What Should Clinicians and Bioethicists Tolerate?

Author

Jennifer Blumenthal-Barby

Publish date

Tag(s): Legacy post
Topic(s): Philosophy & Ethics Politics

by J.S. Blumenthal-Barby

Last week I attended a talk by German philosopher Rainer Forst on “Toleration and Democracy”. Professor Forst, a student of Habarmas, was named “the most important political philosopher of his generation” in 2012. Forst began by noting the tension between toleration and democracy. On the one hand, democracy demands something more than mere tolerance of others and their perspectives—something more along the lines of recognition and respect. In this way, and paradoxically, every tolerance is a form of intolerance. As Goethe said, “To tolerate is to offend.” Yet on the other hand, democracy cannot get by without toleration.

Forst articulated three components of toleration:

  1. Objection: the “tolerated” is somehow objectionable.
  2. Acceptance: there are reasons why it is right or required to tolerate what is objectionable.
  3. Rejection: the line drawn where we would no longer accept the tolerable but outlaw it.

Forst noted that toleration is a “normatively dependent concept,” meaning that sometimes toleration is good and sometimes it is not (an analogy was the concept of solidarity).

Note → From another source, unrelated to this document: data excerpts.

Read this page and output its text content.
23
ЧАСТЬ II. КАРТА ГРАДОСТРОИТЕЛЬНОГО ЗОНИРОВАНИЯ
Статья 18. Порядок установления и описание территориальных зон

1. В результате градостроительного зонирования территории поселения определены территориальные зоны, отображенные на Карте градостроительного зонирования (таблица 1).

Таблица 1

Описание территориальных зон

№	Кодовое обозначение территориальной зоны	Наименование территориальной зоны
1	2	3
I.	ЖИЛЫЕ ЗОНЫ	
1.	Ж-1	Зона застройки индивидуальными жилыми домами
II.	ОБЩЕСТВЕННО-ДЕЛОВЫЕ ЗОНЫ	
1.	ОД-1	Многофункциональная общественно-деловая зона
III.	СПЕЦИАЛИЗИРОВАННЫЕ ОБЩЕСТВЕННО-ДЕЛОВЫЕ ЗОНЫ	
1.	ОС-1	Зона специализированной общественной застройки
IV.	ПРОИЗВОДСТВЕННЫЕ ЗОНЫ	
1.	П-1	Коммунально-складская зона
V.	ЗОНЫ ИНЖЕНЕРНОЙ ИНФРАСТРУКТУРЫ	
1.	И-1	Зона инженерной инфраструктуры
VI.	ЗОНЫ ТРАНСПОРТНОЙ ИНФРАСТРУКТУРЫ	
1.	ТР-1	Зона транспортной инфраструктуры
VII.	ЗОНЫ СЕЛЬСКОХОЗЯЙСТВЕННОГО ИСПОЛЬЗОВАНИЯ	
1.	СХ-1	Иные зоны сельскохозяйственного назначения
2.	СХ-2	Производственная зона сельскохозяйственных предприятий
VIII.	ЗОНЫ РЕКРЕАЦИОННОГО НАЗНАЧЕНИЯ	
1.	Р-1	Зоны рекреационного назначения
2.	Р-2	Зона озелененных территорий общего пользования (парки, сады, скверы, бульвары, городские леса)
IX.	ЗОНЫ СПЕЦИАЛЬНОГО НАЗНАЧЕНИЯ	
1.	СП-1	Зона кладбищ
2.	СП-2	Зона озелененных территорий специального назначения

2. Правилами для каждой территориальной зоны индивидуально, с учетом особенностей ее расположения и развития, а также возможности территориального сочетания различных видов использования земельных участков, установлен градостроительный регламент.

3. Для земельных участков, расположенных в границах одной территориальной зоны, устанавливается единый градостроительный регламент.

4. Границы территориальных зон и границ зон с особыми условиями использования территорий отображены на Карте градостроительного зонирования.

Finally, he noted that there are really two very different conceptions of tolerance:

  1. The Permission Conception: authority grants the minority permission to keep doing what the authority finds objectionable with a general expectation that they will be somewhat discreet about it. Note that this is the conception that is (paradoxically) a “form of intolerance.”
  2. The Respect Conception: a reciprocal stance that two people adopt towards each other of tolerated and tolerating; of epistemic humility regarding the truth or the good; and of recognizing each other’s right of justification.

What I want to ask here, in the context of bioethics, is when a certain practice or behavior should be tolerated in the permission conception, tolerated in the respect conception, or rejected.

I am not going to provide the answers, merely some food for thought, but I believe that Forst’s conceptual framework is one that could be utilized in bioethics for examining important questions regarding the right or “fitting” attitude towards various practices that we observe.

Consider the following examples:

Example 1: A patient treats his family members rudely.

Example 2: A patient makes harmful health and lifestyle choices.

Example 3: When interviewing women from another culture about reproductive and sexual autonomy, you discover that the vast majority of them did not consent to their first sexual experience and found it absolutely traumatizing.

The list goes on.

It would be an interesting exercise for bioethicists to ask ourselves whether to tolerate these examples and others. And, if we are to tolerate them, what that “toleration” means given the various conceptions outlined by Forst.